Все радостно смеются, и громче всех темноглазая смуглая Джин, дочь богатого подрядчика Армора. Джин недавно исполнилось семнадцать лет, и строгий отец сегодня в первый раз позволил ей пойти на танцы. Весь вечер она без устали плясала и теперь, раскрасневшаяся, запыхавшаяся, звонко хохочет, показывая ровные белые зубы. Не в первый раз она видит молодого хозяина Моссгила, но никогда не разговаривала с ним: при ней отец несколько раз крепко бранил этого безбожника и смутьяна, а мать с тетками шушукались насчет его незаконной дочки и бесстыжих стихов, написанных про нее.
Но в этот вечер Роберт дважды прошелся с Джин в танце, и потом она всю неделю вспоминала его большие бережные руки, серьезную улыбку и эти удивительные огромные глаза, в которых лучились золотые огни, когда он на нее глядел.
В воскресенье она видела его в церкви, но не решалась смотреть в его сторону.
А утром в понедельник, когда она с подругами разостлала небеленые холсты на зеленой траве, Джин увидела, как по дороге с фермы в город идет Роберт. Она издали узнала его и, не удержавшись, крикнула, когда он проходил мимо:
— Ну как, Моссгил, нашел подружку, которая полюбила бы тебя, как твой пес?

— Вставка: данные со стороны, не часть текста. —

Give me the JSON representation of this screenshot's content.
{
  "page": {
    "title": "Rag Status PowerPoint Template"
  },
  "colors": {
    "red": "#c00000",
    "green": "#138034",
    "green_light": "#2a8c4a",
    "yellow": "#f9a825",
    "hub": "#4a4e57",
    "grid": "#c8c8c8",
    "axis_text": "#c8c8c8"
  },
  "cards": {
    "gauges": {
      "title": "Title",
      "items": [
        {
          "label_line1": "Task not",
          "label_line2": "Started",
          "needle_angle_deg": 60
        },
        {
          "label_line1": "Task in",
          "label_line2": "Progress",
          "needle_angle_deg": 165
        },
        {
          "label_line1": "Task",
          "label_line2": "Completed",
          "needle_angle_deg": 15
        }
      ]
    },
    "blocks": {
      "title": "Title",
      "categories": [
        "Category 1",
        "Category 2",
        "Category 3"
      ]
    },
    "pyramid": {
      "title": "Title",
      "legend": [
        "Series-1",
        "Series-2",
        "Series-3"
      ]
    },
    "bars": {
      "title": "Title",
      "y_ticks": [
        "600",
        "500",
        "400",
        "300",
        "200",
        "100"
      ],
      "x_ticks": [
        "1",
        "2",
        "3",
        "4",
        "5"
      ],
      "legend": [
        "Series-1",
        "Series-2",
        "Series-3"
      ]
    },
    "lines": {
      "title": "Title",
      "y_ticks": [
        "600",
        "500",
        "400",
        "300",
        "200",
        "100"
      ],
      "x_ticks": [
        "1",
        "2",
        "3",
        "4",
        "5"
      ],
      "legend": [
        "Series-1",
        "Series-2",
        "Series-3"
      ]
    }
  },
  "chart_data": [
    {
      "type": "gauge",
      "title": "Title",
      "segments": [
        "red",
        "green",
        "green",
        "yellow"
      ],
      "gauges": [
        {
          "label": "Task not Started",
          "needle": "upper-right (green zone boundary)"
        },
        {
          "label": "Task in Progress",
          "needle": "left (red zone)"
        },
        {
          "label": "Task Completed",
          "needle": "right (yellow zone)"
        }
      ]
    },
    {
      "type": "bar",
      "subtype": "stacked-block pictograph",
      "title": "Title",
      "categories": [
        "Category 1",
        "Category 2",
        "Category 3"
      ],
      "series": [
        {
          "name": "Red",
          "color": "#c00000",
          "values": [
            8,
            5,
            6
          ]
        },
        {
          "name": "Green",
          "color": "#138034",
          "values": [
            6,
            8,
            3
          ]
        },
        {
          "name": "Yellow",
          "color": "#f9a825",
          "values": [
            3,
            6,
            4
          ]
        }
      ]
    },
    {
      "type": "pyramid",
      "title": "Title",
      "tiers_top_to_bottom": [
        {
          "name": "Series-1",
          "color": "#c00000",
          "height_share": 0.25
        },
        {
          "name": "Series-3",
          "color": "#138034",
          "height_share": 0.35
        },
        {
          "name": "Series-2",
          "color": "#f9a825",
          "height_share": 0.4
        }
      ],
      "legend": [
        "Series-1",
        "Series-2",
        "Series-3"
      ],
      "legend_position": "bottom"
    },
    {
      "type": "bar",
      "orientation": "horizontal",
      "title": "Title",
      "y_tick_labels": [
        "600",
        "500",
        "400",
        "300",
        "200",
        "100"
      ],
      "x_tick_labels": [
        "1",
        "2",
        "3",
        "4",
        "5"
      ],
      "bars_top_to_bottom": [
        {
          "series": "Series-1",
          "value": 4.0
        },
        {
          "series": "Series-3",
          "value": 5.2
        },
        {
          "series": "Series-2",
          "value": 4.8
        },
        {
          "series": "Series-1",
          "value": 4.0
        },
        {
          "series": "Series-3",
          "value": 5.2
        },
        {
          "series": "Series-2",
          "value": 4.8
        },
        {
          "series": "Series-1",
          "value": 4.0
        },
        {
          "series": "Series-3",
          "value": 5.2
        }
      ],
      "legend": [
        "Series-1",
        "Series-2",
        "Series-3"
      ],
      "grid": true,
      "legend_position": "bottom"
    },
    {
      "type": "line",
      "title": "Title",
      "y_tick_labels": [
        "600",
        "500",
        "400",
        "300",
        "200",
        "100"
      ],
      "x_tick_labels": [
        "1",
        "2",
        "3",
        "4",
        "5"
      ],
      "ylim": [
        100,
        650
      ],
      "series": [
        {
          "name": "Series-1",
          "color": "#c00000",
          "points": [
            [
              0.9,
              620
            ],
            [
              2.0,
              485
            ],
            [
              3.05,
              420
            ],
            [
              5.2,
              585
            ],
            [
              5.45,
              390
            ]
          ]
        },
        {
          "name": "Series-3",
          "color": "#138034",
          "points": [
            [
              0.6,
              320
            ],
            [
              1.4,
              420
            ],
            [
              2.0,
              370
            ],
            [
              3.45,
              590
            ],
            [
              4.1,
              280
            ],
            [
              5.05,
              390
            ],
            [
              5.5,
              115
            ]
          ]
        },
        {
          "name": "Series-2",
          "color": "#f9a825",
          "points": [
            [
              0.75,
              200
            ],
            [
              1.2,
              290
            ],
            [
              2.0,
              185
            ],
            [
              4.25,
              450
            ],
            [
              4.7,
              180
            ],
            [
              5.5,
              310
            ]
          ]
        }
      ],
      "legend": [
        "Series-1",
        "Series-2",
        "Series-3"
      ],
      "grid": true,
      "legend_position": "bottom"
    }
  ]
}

Роберт остановился. Темные глаза Джин смотрели на него с нежностью и вызовом, из-под сборчатого чепца выбивались блестящие черные кудри. Он видел детские смуглые щеки, залитые румянцем, маленькие босые ноги в невысокой свежей траве и, наверное, впервые в жизни не знал, что сказать. Может быть, в ту минуту на зеленом лугу, где цвел боярышник и заливались дрозды и малиновки, оба почувствовали, что встретились на всю жизнь, чтобы «делить горе и радость, беду и удачу», как говорится при венчании в церкви.
В дом Арморов полетели записки и стихи. Элиза Смит — сестра друга Джэми, одного из «четверки бунтарей», стала поверенной Роберта. Все мохлинские красотки были увековечены в первой песенке, посвященной Джин.
В песенке говорилось, что шестью мохлинскими красавицами гордится не только город, но и вся округа, и если посторонний взглянет на их наряды, он непременно подумает, что эти платья присланы прямо из Лондона или Парижа. «Мисс Миллер прелестна, мисс Маркленд божественна, мисс Смит умна, а мисс Бетти нарядна. За мисс Мортон в приданое получишь богатство и красоту». Словом, лучшей не найти. «Но Армор — не «мисс», а просто Армор! — среди них лучшая жемчужина для меня!»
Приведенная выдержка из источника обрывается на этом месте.